Gary S. Dell, Professor of Psychology.
Dr. Dell is a prominent national expert on the role of experience in language processing. He has recently begun applied work, along with Art Kramer, on the linguistic aspects of a global positioning system designed to provide directions to older adults in automobiles for General Motors.

Edward F. Diener, Alumni Professor of Psychology.
Professor Diener is an internationally-recognized scholar, if not the world's foremost expert, in the area of happiness and positive psychology. He has received numerous research and teaching awards and has studied happiness across cultures and age. He has an abiding interest in aging research and believes in the importance of happiness to the maintenance of healthy minds.

Monica Fabiani, Professor of Psychology, and Gabriele Gratton, Associate Professor of Psychology.
Together, Drs. Fabiani and Gratton collaborated to pioneer EROS (event-related optical signals), a sophisticated, novel tool that provides non-invasive mapping of human brain function. Recent research using the EROS technique showed that older adults have a more difficult time tuning out distractions than younger adults.
Kara Federmeier, Assistant Professor of Psychology.
Dr. Federmeier's research interest is in how language comprehension changes with age. Her lab is studying which aspects of language change most with normal aging, how individuals differ, what predicts those differences, and how language and memory abilities are linked.
Ying-yi Hong, Associate Professor of Psychology.
Dr. Hong is a social psychologist with strong interest in the role of culture in construction of self and mind, and the role of cultural values in social function.
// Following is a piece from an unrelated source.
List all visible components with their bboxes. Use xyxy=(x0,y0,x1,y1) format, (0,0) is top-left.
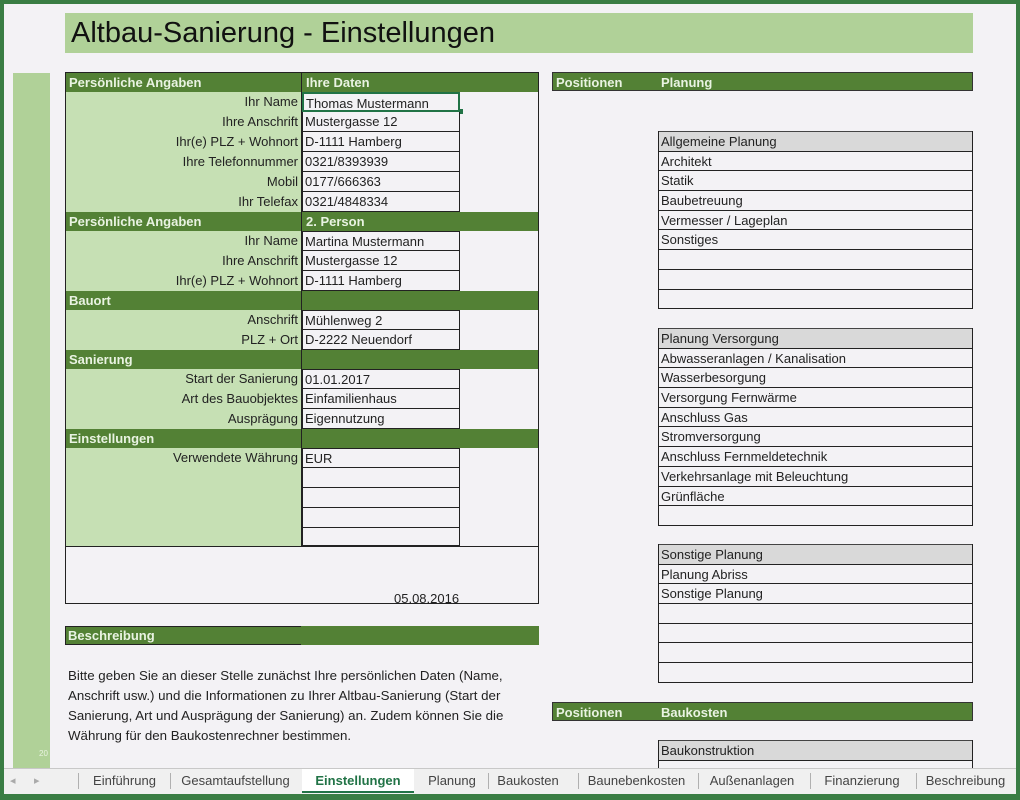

Her interest in culture and cognition will be extended to the interface between aging and culture in cognitive health.

Edward McAuley, Professor of Kinesiology.
Professor McAuley's research interests are in physical activity, aging, and psychological function. His work takes a social cognitive approach to understanding the determinants of physical activity behavior and the underlying mechanisms associated with physical activity effects on well-being and quality of life. He and Professor Kramer have collaborated extensively on the relationship between fitness and cognition.

Daniel Morrow, Associate Professor, Institute of Aviation.
Dr. Morrow was recently hired at UIUC in 2002. He contributes to the center for healthy minds in terms of his long-term research program on expertise in aging pilots, as well as an extensive research program on medication adherence and patient communication.

Elizabeth Stine-Morrow, Associate Professor of Educational Psychology.
Dr. Stine-Morrow has a long history of research in cognitive aging, specifically examining adult age differences in language processing. Her research program has several facets, addressing questions such as how age-graded change in working memory capacity can contribute to age differences in memory for spoken language and written text, how older adult readers can shift their reading strategies to maintain high levels of comprehension and memory, and how cognitive and social engagement can promote the ability to be an effective learner into late life.